Apiyemiyekî? (Mais pourquoi?)
Le verbe “imaginer“ enclenche le futur. Il ouvre ce futur, tente de le préfigurer, de l’inventer, de le soupeser et même de lui cracher à la figure, de le couvrir de bave. À la manière d’un paysage qui tiendrait tout entier dans ce verbe créateur avant de se masser dans la salive, nos lèvres prononcent ce mot : Apiyemiyekî? Du centre de la terre monte l’écho de ces lignées de mots qui composent une forêt brumeuse. Ces mots ne sont peut-être qu’une invitation à imaginer ce qui tourne en orbite dans l’œuvre d’Ana Vaz. Essayez d’imaginer que le son émis par notre écrit forme un nuage. Imaginez-vous vous asseoir sous ce nuage, dans une forêt de montagne pointée comme un sein. Une route sépare la forêt en deux. Viennent des photos, des dessins représentant des hommes blancs armés de fusils. Apiyemiyekî? est un film basé sur les archives d’Egydio Schwade, travailleur social et militant brésilien, qui a conservé plus de 3000 dessins réalisés par le peuple amérindien Waimiri-Atroari à l’époque de l’alphabétisation au Brésil. Ce film s’est élaboré à l’aune d’un projet de création d’une cosmologie qui mettrait en évidence une série d’événements survenus pendant la dictature militaire au Brésil.
Apiyemiyekî? ouvre un espace nourri d’affabulations spéculatives qui permettent de percevoir de manière transversale le parcours colonial de l’asphalte et celui des balles, le territoire escamoté et éreinté par l’homme blanc. Grâce au travail d’Ana Vaz, la mémoire de ces archives qu’Egydio et Doroti Schwade ont compilées au cours des années 1985 et 1986, nous ouvre un territoire imaginaire à vocation nomade. Ce film se voit comme un cube que l’on contemplerait sous différents angles, investissant des détails impossibles à deviner mais que l’on peut imaginer. Une peau couverte d’incertitude enveloppant un corps quelconque composé de coulures de bave, de poils vénéneux, d’or sacré. Images vibrantes de sens et registre exhaustif de toutes les préfigurations possibles d’un futur esquinté : Apiyemiyekî? offre pléthore de trames isolées qui peuvent être tissées ensemble pour peu qu’on les observe attentivement.
« Ces gens-là ont une tradition étrange : ils naissent en permanence. Tuez-les, effacez-les, peu importe, ils renaissent toujours. Ils renaissent dans les images qui à leur tour sont un paysage, celui-ci est aussi une lignée de mots, lesquels sont 3000 dessins et une archive fondamentale pour la mémoire collective. »
Le meilleure façon d’appréhender le travail de la réalisatrice brésilienne Ana Vaz n’est peut-être dans l’image écrite, mais dans celle qui est chantée.

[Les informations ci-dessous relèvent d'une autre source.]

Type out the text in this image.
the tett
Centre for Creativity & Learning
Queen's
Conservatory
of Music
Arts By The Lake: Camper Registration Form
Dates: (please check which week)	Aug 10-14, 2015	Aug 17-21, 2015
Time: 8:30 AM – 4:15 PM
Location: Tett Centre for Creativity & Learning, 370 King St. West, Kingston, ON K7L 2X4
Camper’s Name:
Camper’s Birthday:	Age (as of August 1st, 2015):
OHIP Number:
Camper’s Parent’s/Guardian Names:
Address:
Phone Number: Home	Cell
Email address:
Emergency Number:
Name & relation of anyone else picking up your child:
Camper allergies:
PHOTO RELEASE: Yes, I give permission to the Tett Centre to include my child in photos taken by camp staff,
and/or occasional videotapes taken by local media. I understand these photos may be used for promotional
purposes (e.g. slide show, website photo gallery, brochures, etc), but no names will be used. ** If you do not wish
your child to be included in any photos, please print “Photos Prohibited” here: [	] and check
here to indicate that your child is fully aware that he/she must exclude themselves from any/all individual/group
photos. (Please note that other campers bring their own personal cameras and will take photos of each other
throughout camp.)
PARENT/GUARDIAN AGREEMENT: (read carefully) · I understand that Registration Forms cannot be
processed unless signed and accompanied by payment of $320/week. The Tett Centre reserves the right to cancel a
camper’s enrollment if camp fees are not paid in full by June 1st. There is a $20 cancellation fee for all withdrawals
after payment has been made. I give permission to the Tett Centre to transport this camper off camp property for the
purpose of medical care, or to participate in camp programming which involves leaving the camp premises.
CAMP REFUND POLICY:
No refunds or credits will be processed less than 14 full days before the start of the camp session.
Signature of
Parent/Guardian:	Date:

Mes yeux ont vu la vie à travers un trou, comme des rais de lumière qui sont aussi des tunnels oniriques. Ma bouche s’est remplie de salive. Des yeux, des bouches s’approchent des trous de l’histoire, des trous remplis de mots pour nommer les violences de l’homme blanc. Les corps disparaissent de l’image pour se fondre dans leur paysage, celui des Waimiri-Atroari. Ces gens-là s’assoient à l’ombre des nuages. Ces gens-là ont une tradition étrange : ils naissent en permanence. Tuez-les, effacez-les, peu importe, ils renaissent toujours. Ils renaissent dans les images qui à leur tour sont un paysage, celui-ci est aussi une lignée de mots, lesquels sont 3000 dessins et une archive fondamentale pour la mémoire collective. Cette dangereuse chorale du renaître dans un futur quel qu’il soit invite à se fondre dans les prairies, les rivières et dans les mots, dans cette sorte d’exercice magique qui va des yeux à la bouche et de la bouche aux yeux, comme pour convoquer un sortilège qui fait revivre dans chaque image la force de la résistance ancrée dans un territoire ancestral.
La mémoire enregistrée d’un processus d’alphabétisation qui a contribué à documenter les violences perpétrées par la dictature militaire et civile contre le peuple Waimiri-Atroari est représentée sous des formes plurielles qui se transforment en une figure fractale du futur commun. L’imagination ouverte à la liberté qui coule comme une rivière, une rivière fictive et navigable dans l’image cinématographique. Un sortilège qui déclame : Apiyemiyekî?